I’m not trying to rant to the


I'm not trying to rant to the choir, I just want to explain my position.


I think it would somewhat depend on where you live.  Unfortunately in my area, the wedding video business has become pretty dead over the last few years.  While I do agree about hard work and marketing in general, let's face it, there have been plenty of businesses which have closed due to changes in the landscape- not because the other elements weren't there.


We started in 1996 and have done too many weddings on DV to count.  We got referrals like crazy because of our affordable price and artsy fully edited work.  But, It became a hard transition between DV and HD because of expense and variations in client equipment.  It's a really tough ravine to cross if the business isn't there.


The last few weddings we did, we actually poured money into advertising to boost our client base in order to cross the ravine into HD.  Among other things, We took out a half page in a paper in full color!   Well, we didn't get 1 call from this advertising.  I don't mean some probes that didn't work out, I mean not 1 single call.  Our full color professional circulated wedding show materials generated nothing.


Meanwhile, we did have some personal contacts with brides so we present to them.  Nothing.

These brides did not hire ANYONE for video production.  They paid $4000 for a photographer but had no professional company at all for the video production.


I attended one of these weddings, the bride had someone using a little camcorder and rickety tripod in the back.  Let's face it, even a professional would have trouble getting a good production out of that sort of equipment.  You still need a professional tripod….etc.etc.etc


What these brides are failing to appreciate is the gigantic difference in hiring a professional or using Joe Smith.  They don't recognize the difference between this and getting a shallow depth of field extreme closeup during the vows or even an excellent recording of the vows.  Heck, one of my microphones costs as much as the camcorder they were using at that wedding.


I'm not exactly sure where this is coming from other than the fact that video is just being cut.  It's a low priority.  It's a shame, because they only realize just how much they messed up by not using a professional after the fact.  Then, it's too late.

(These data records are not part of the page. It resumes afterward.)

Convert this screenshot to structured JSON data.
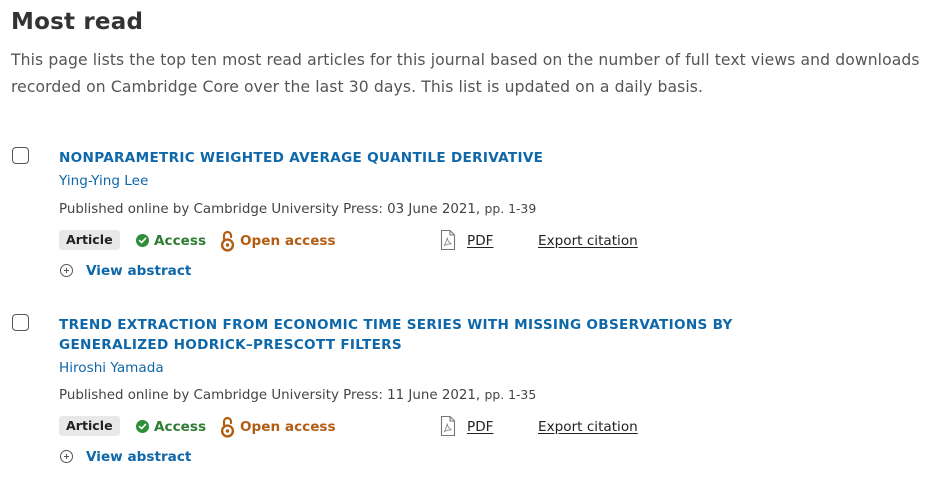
{
  "page": {
    "title": "Most read",
    "intro": "This page lists the top ten most read articles for this journal based on the number of full text views and downloads recorded on Cambridge Core over the last 30 days. This list is updated on a daily basis."
  },
  "articles": [
    {
      "title": "NONPARAMETRIC WEIGHTED AVERAGE QUANTILE DERIVATIVE",
      "author": "Ying-Ying Lee",
      "published": "Published online by Cambridge University Press: 03 June 2021,",
      "pages": "pp. 1-39",
      "type": "Article",
      "access": "Access",
      "open_access": "Open access",
      "pdf": "PDF",
      "export": "Export citation",
      "view_abstract": "View abstract"
    },
    {
      "title": "TREND EXTRACTION FROM ECONOMIC TIME SERIES WITH MISSING OBSERVATIONS BY GENERALIZED HODRICK–PRESCOTT FILTERS",
      "author": "Hiroshi Yamada",
      "published": "Published online by Cambridge University Press: 11 June 2021,",
      "pages": "pp. 1-35",
      "type": "Article",
      "access": "Access",
      "open_access": "Open access",
      "pdf": "PDF",
      "export": "Export citation",
      "view_abstract": "View abstract"
    }
  ],
  "icons": {
    "checkbox": "checkbox-icon",
    "access": "check-circle-icon",
    "open_access": "open-access-lock-icon",
    "pdf": "pdf-file-icon",
    "abstract": "plus-circle-icon"
  },
  "colors": {
    "link": "#0e67a8",
    "access": "#2e8f3a",
    "open_access": "#b35d12",
    "badge_bg": "#e8e8e8",
    "text": "#333333"
  }
}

After 12 years, I'm jumping ship to photography.  I know for a fact I can get clients much easier than doing video production because it's easier to aquire them at a lower price point.  You need little real experience to get work if you're charging half as much.  It's much easier to grow prices than video because there are many times more clients.  Work wise, it's probably easier than video production (considering sound and editing) if you're already an experienced videographer with equipment costs about the same or less.


Unfortunately, at the end of the day it will be the mid-level, lower budget level brides who end up taking the brunt of this change.  We used to love to give them a spectacular edited production for around $900.  But, Because so many brides skimp over video, the experienced video companies that were affordable are leaving the market- like us.  This will leave only $2500 video productions, productions by inexperienced companies or something your friend shot that is horrendous to look at.


It's a very sad day indeed.  But for those of you still cranking out wedding video in your area, I wish you well.  I just don't think it works everywhere.